For a long time, I struggled with the existential question of “who gets a brain tumor anyway?” and the scary part, nicely captured by West Coast, of what it means to get a brain tumor when being able to think crisply and deeply has always been what distinguished me and let me accomplish what I have in my life.
Today, the predominant leftover effect of this experience is the disruption caused by having this experience at a time when I was just becoming comfortable in my own skin. I knew and lived according to a set of values I’d been working on for a long time, finally mostly understood when to trust (and not) my taste and instincts and generally knew how to play to my strengths and compensate for my weaknesses.
In the middle of that, everything changed. Things I’d known about myself, many acquired through uncomfortable introspection and examination, didn’t necessarily hold true any more. Techniques I’d used for self-soothing--like reading and making things with my hands--weren’t possible any more. Certain kinds of mental processes, from making connections to synthesis to word games, vanished or were severely curtailed. My independence and I-can-do-it-my-own-selfness (one of my favorite phrases from parenting and watching babies evolve into self-propelled beings) were compromised beyond recognition.
Emerging from that phase, there’s a lot that still needs thinking about. There are activities for which I still must ask for assistance on a daily basis. I’ve gotten better at that, as well as at accepting the help that is always offered so generously and graciously.
Parts of who I thought I was are probably irrevocably changed: at nineteen months, the power of neuroplasticity or not, there are capacities and interests that are not likely ever to come back. In some ways, it’s a gift, at midlife, to be able to reshape who I am and want to be.
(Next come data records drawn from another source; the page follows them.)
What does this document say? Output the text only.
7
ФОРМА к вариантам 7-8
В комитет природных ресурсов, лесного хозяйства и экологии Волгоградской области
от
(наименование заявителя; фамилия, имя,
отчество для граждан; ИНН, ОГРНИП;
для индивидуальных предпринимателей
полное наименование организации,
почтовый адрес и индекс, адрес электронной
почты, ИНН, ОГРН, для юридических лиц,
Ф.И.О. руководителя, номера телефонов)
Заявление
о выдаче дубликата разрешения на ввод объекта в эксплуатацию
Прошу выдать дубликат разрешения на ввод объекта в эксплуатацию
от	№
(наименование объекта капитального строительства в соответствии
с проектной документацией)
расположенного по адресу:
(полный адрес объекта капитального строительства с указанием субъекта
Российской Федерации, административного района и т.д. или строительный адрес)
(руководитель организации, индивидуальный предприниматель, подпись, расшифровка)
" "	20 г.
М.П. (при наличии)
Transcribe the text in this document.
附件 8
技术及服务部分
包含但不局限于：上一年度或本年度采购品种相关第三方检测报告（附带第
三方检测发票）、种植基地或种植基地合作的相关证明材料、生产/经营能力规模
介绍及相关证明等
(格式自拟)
There are parts of it, though, that are mostly finding ways to come to terms with loss amidst the incredible gift of almost-total recovery and the many blessings of this experience: a supportive and loving family and friends, a gifted surgeon, a benign tumor that didn’t invade my brain, perfect hair for brain surgery, an intact sense of humor, flexible work that could be adapted to my new reality, and as confirmed this week, no tumor recurrence so far… the list is long.
It seems fitting to mark today as the close of Part Nine, and the opening of Part Ten of this adventure. Part Ten seems to be about my integrating this experience into my me-ness and re-imagining my life going forward. I’m different than I was before, diminished in some ways, more grown-up and enhanced in others. I’m still trying to get a handle on all of that.